Dans d’autres domaines que la grande vitesse, les FS sont déjà largement présent hors d’Italie. Outre les trains Thello entre France et Italie, ils sont également la maison mère de Netinera, l’ancienne filiale allemande d’Arriva. Celle-ci exploite des trains régionaux en Allemagne, dont certains effectuent des parcours transfrontaliers vers les Pays-Bas, la République tchèque… et la France, avec la desserte de Wissembourg.
Pour ce qui est de la grande vitesse, « nous sommes prêts à demander l’autorisation d’entrer » aux autorités compétentes « aussi bien en France qu’en Belgique », a indiqué à l’AFP le service de presse des FS. Avec pour matériel roulant les nouvelles rames à grande vitesse ETR 1000, exploitées depuis juin dernier sous l’appellation Frecciarossa 1000 sur la dorsale Turin – Milan – Rome – Naples.
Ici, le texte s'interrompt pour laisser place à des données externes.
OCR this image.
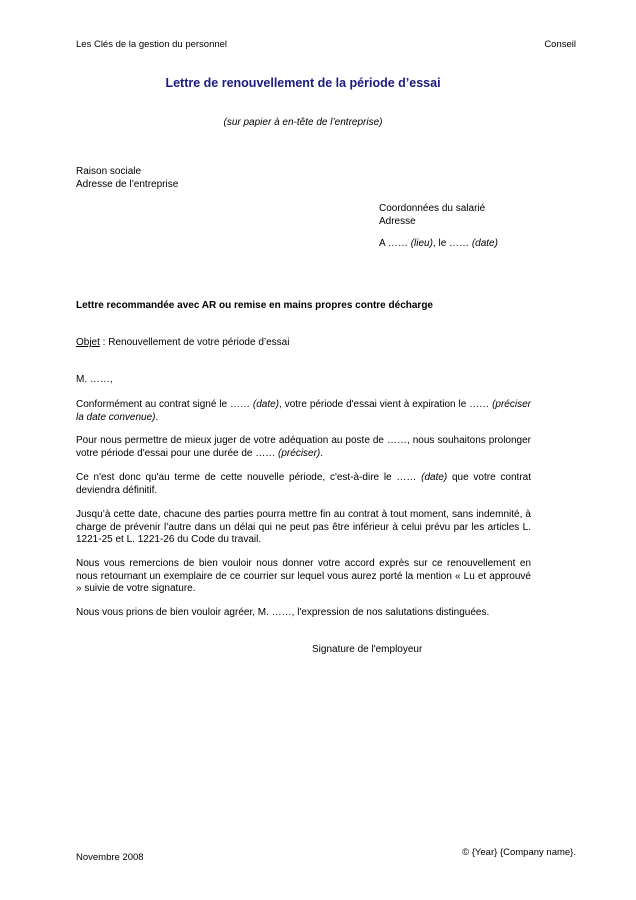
Les Clés de la gestion du personnel	Conseil
Lettre de renouvellement de la période d’essai
(sur papier à en-tête de l’entreprise)
Raison sociale
Adresse de l’entreprise
Coordonnées du salarié
Adresse
A …… (lieu), le …… (date)
Lettre recommandée avec AR ou remise en mains propres contre décharge
Objet : Renouvellement de votre période d’essai
M. ……,

Conformément au contrat signé le …… (date), votre période d'essai vient à expiration le …… (préciser la date convenue).

Pour nous permettre de mieux juger de votre adéquation au poste de ……, nous souhaitons prolonger votre période d'essai pour une durée de …… (préciser).

Ce n'est donc qu'au terme de cette nouvelle période, c'est-à-dire le …… (date) que votre contrat deviendra définitif.

Jusqu’à cette date, chacune des parties pourra mettre fin au contrat à tout moment, sans indemnité, à charge de prévenir l’autre dans un délai qui ne peut pas être inférieur à celui prévu par les articles L. 1221-25 et L. 1221-26 du Code du travail.

Nous vous remercions de bien vouloir nous donner votre accord exprès sur ce renouvellement en nous retournant un exemplaire de ce courrier sur lequel vous aurez porté la mention « Lu et approuvé » suivie de votre signature.

Nous vous prions de bien vouloir agréer, M. ……, l'expression de nos salutations distinguées.

Signature de l'employeur
Novembre 2008	© {Year} {Company name}.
Construit en Italie dans le cadre d’un partenariat regroupant AnsaldoBreda et Bombardier, ce train (alias V300 Zefiro) a dès l’origine été conçu pour circuler dans plusieurs pays européens. « Tels la France, l’Allemagne et les Pays-Bas », selon Bombardier, les FS ajoutant l’Espagne, la Suisse et la Belgique à la liste.
Mais si l’ETR 1000 satisfait aux exigences STI (Spécification technique d’interopérabilité) européennes, les rames appelées à gagner les pays voisins seront légèrement différentes des 20 rames Frecciarossa 1000 actuelles. En effet, ces dernières n’ont besoin que des deux tensions pratiquées sur le réseau ferré italien (3 kV continu et 25 kV 50 Hz), alors que pour aller vers la France, il faudra pouvoir également accepter une tension de 1,5 kV continu. Voire de 15 kV 16,7 Hz vers l’Autriche, la Suisse et l’Allemagne, ce qui nécessitera alors l’installation de transformateurs plus lourds. Autant de choix techniques qui dépendront des corridors transeuropéens auxquels les FS destinent leurs ETR 1000. En tout cas, ces derniers sont aptes à recevoir tous les équipements nécessaires pour les quatre types d’alimentation électrique cités ci-dessus.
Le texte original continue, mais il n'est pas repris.